More tangible success came with Sylvia's work on solidarity with Russia and the anti-intervention campaign. She set up the People's Russian Information Bureau, which played a significant part in the refusal by dockers and coal heavers to load and fuel the ships taking munitions to be used against the young Soviet republic.
By now, Sylvia was recognised by the international Marxist left as one of the best revolutionary militants in England. Tragically, her socialist path veered off into the graveyard of ultraleftism from around 1920.
A passionate supporter of soviets as a superior form of democracy to parliament, and a strident opponent of the Labour Party, in which she was supported by Lenin, she began, in an "unnecessarily rigid" manner, to oppose on principle any participation in elections or affiliation to the Labour Party, and she began to downgrade the importance of trade union work, counterposing soviets to trade unions.

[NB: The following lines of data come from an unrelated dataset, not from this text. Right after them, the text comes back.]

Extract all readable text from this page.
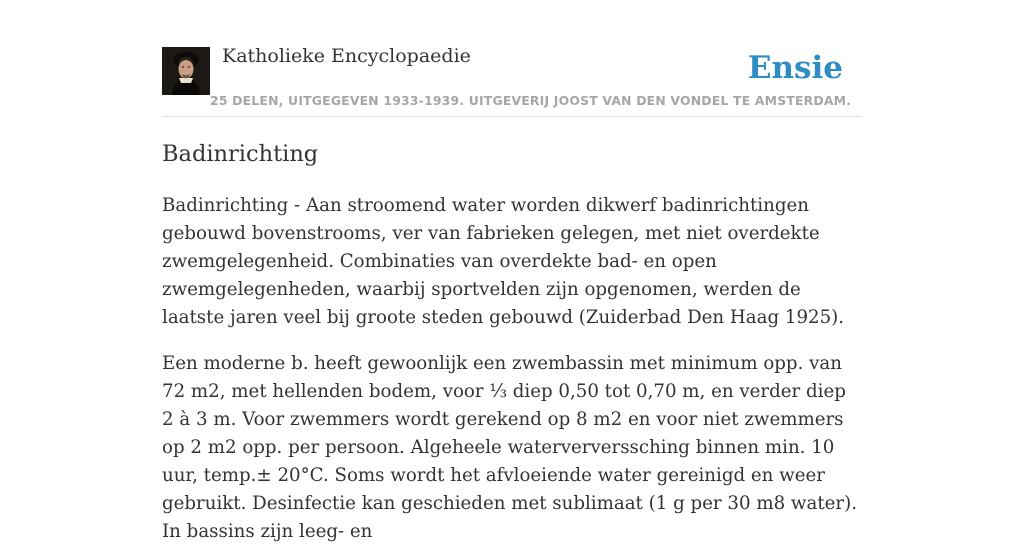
Katholieke Encyclopaedie
25 DELEN, UITGEGEVEN 1933-1939. UITGEVERIJ JOOST VAN DEN VONDEL TE AMSTERDAM.
Ensie
Badinrichting

Badinrichting - Aan stroomend water worden dikwerf badinrichtingen gebouwd bovenstrooms, ver van fabrieken gelegen, met niet overdekte zwemgelegenheid. Combinaties van overdekte bad- en open zwemgelegenheden, waarbij sportvelden zijn opgenomen, werden de laatste jaren veel bij groote steden gebouwd (Zuiderbad Den Haag 1925).

Een moderne b. heeft gewoonlijk een zwembassin met minimum opp. van 72 m2, met hellenden bodem, voor ⅓ diep 0,50 tot 0,70 m, en verder diep 2 à 3 m. Voor zwemmers wordt gerekend op 8 m2 en voor niet zwemmers op 2 m2 opp. per persoon. Algeheele waterververssching binnen min. 10 uur, temp.± 20°C. Soms wordt het afvloeiende water gereinigd en weer gebruikt. Desinfectie kan geschieden met sublimaat (1 g per 30 m8 water). In bassins zijn leeg- en
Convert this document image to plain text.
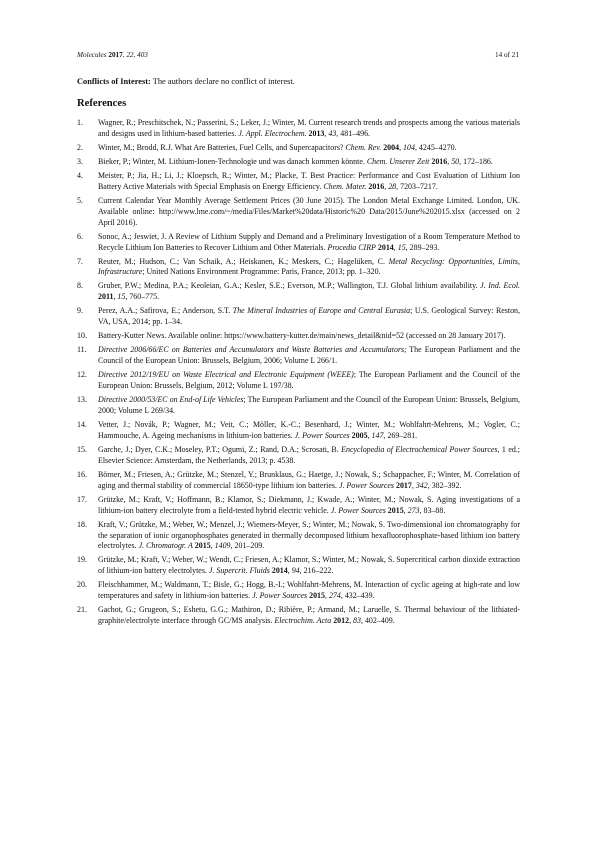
Molecules 2017, 22, 403	14 of 21
Conflicts of Interest: The authors declare no conflict of interest.
References
1.	Wagner, R.; Preschitschek, N.; Passerini, S.; Leker, J.; Winter, M. Current research trends and prospects among the various materials and designs used in lithium-based batteries. J. Appl. Electrochem. 2013, 43, 481–496.
2.	Winter, M.; Brodd, R.J. What Are Batteries, Fuel Cells, and Supercapacitors? Chem. Rev. 2004, 104, 4245–4270.
3.	Bieker, P.; Winter, M. Lithium-Ionen-Technologie und was danach kommen könnte. Chem. Unserer Zeit 2016, 50, 172–186.
4.	Meister, P.; Jia, H.; Li, J.; Kloepsch, R.; Winter, M.; Placke, T. Best Practice: Performance and Cost Evaluation of Lithium Ion Battery Active Materials with Special Emphasis on Energy Efficiency. Chem. Mater. 2016, 28, 7203–7217.
5.	Current Calendar Year Monthly Average Settlement Prices (30 June 2015). The London Metal Exchange Limited. London, UK. Available online: http://www.lme.com/~/media/Files/Market%20data/Historic%20 Data/2015/June%202015.xlsx (accessed on 2 April 2016).
6.	Sonoc, A.; Jeswiet, J. A Review of Lithium Supply and Demand and a Preliminary Investigation of a Room Temperature Method to Recycle Lithium Ion Batteries to Recover Lithium and Other Materials. Procedia CIRP 2014, 15, 289–293.
7.	Reuter, M.; Hudson, C.; Van Schaik, A.; Heiskanen, K.; Meskers, C.; Hagelüken, C. Metal Recycling: Opportunities, Limits, Infrastructure; United Nations Environment Programme: Paris, France, 2013; pp. 1–320.
8.	Gruber, P.W.; Medina, P.A.; Keoleian, G.A.; Kesler, S.E.; Everson, M.P.; Wallington, T.J. Global lithium availability. J. Ind. Ecol. 2011, 15, 760–775.
9.	Perez, A.A.; Safirova, E.; Anderson, S.T. The Mineral Industries of Europe and Central Eurasia; U.S. Geological Survey: Reston, VA, USA, 2014; pp. 1–34.
10.	Battery-Kutter News. Available online: https://www.battery-kutter.de/main/news_detail&nid=52 (accessed on 28 January 2017).
11.	Directive 2006/66/EC on Batteries and Accumulators and Waste Batteries and Accumulators; The European Parliament and the Council of the European Union: Brussels, Belgium, 2006; Volume L 266/1.
12.	Directive 2012/19/EU on Waste Electrical and Electronic Equipment (WEEE); The European Parliament and the Council of the European Union: Brussels, Belgium, 2012; Volume L 197/38.
13.	Directive 2000/53/EC on End-of Life Vehicles; The European Parliament and the Council of the European Union: Brussels, Belgium, 2000; Volume L 269/34.
14.	Vetter, J.; Novák, P.; Wagner, M.; Veit, C.; Möller, K.-C.; Besenhard, J.; Winter, M.; Wohlfahrt-Mehrens, M.; Vogler, C.; Hammouche, A. Ageing mechanisms in lithium-ion batteries. J. Power Sources 2005, 147, 269–281.
15.	Garche, J.; Dyer, C.K.; Moseley, P.T.; Ogumi, Z.; Rand, D.A.; Scrosati, B. Encyclopedia of Electrochemical Power Sources, 1 ed.; Elsevier Science: Amsterdam, the Netherlands, 2013; p. 4538.
16.	Börner, M.; Friesen, A.; Grützke, M.; Stenzel, Y.; Brunklaus, G.; Haetge, J.; Nowak, S.; Schappacher, F.; Winter, M. Correlation of aging and thermal stability of commercial 18650-type lithium ion batteries. J. Power Sources 2017, 342, 382–392.
17.	Grützke, M.; Kraft, V.; Hoffmann, B.; Klamor, S.; Diekmann, J.; Kwade, A.; Winter, M.; Nowak, S. Aging investigations of a lithium-ion battery electrolyte from a field-tested hybrid electric vehicle. J. Power Sources 2015, 273, 83–88.
18.	Kraft, V.; Grützke, M.; Weber, W.; Menzel, J.; Wiemers-Meyer, S.; Winter, M.; Nowak, S. Two-dimensional ion chromatography for the separation of ionic organophosphates generated in thermally decomposed lithium hexafluorophosphate-based lithium ion battery electrolytes. J. Chromatogr. A 2015, 1409, 201–209.
19.	Grützke, M.; Kraft, V.; Weber, W.; Wendt, C.; Friesen, A.; Klamor, S.; Winter, M.; Nowak, S. Supercritical carbon dioxide extraction of lithium-ion battery electrolytes. J. Supercrit. Fluids 2014, 94, 216–222.
20.	Fleischhammer, M.; Waldmann, T.; Bisle, G.; Hogg, B.-I.; Wohlfahrt-Mehrens, M. Interaction of cyclic ageing at high-rate and low temperatures and safety in lithium-ion batteries. J. Power Sources 2015, 274, 432–439.
21.	Gachot, G.; Grugeon, S.; Eshetu, G.G.; Mathiron, D.; Ribière, P.; Armand, M.; Laruelle, S. Thermal behaviour of the lithiated-graphite/electrolyte interface through GC/MS analysis. Electrochim. Acta 2012, 83, 402–409.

Lenin criticised Pankhurst for the ultraleft inability to consider tactically the use of bourgeois tools such as elections for revolutionary ends, as ways to connect with and advance a working-class consciousness permeated with reformist illusions.
The authority of Lenin, and his pamphlet, Left Wing Communism: an Infantile Disorder, sealed Sylvia's fate, with some justification, within the English communist left.
Her parting shot to the CPGB, however, carried equal justification. Expelled for refusing to renounce her right to operate as a left-wing tendency in the party, she declared that the CPGB "is at present passing through a sort of political measles called discipline which makes it fear the free expression and circulation of opinions within the party".
The party control that may have been forced on the Russians by sheer circumstance, and hardened into a fatal political blood clot by a Stalinist takeover of a revolution stifled by international isolation, was not a recipe for other Communist parties in different environments.
Cut adrift from the working class and mainstream communism, Sylvia became more ultraleft. The tiny propaganda sects she formed withered. Demands for the abolition of the wages system rather than for wage rises won her no hearing from workers and were part of the "totally unrealistic" perspective of proposing maximalist demands in a non-revolutionary period.
Following her withdrawal from politics in 1924, "financially, politically and emotionally exhausted", Sylvia re-emerged as an anti-fascist, anti-imperialist activist in the 1930s.
Her political disorientation became worse from 1935, however, when her opposition to the Italian fascist invasion of Ethiopia degenerated into an uncritical worship of the exiled Ethiopian emperor. In 1956, she went to Addis Ababa where she served as his political adviser until her death in 1960.
Sylvia Pankhurst's is an extraordinary life, carefully researched and well told by Winslow. Critical of Sylvia's failures, Winslow is profoundly sympathetic to both parts of Sylvia's socialist feminism, which Winslow sees as a vital project for today, particularly one informed by Sylvia's efforts to involve men and women in working class self-activity for a democratic socialism.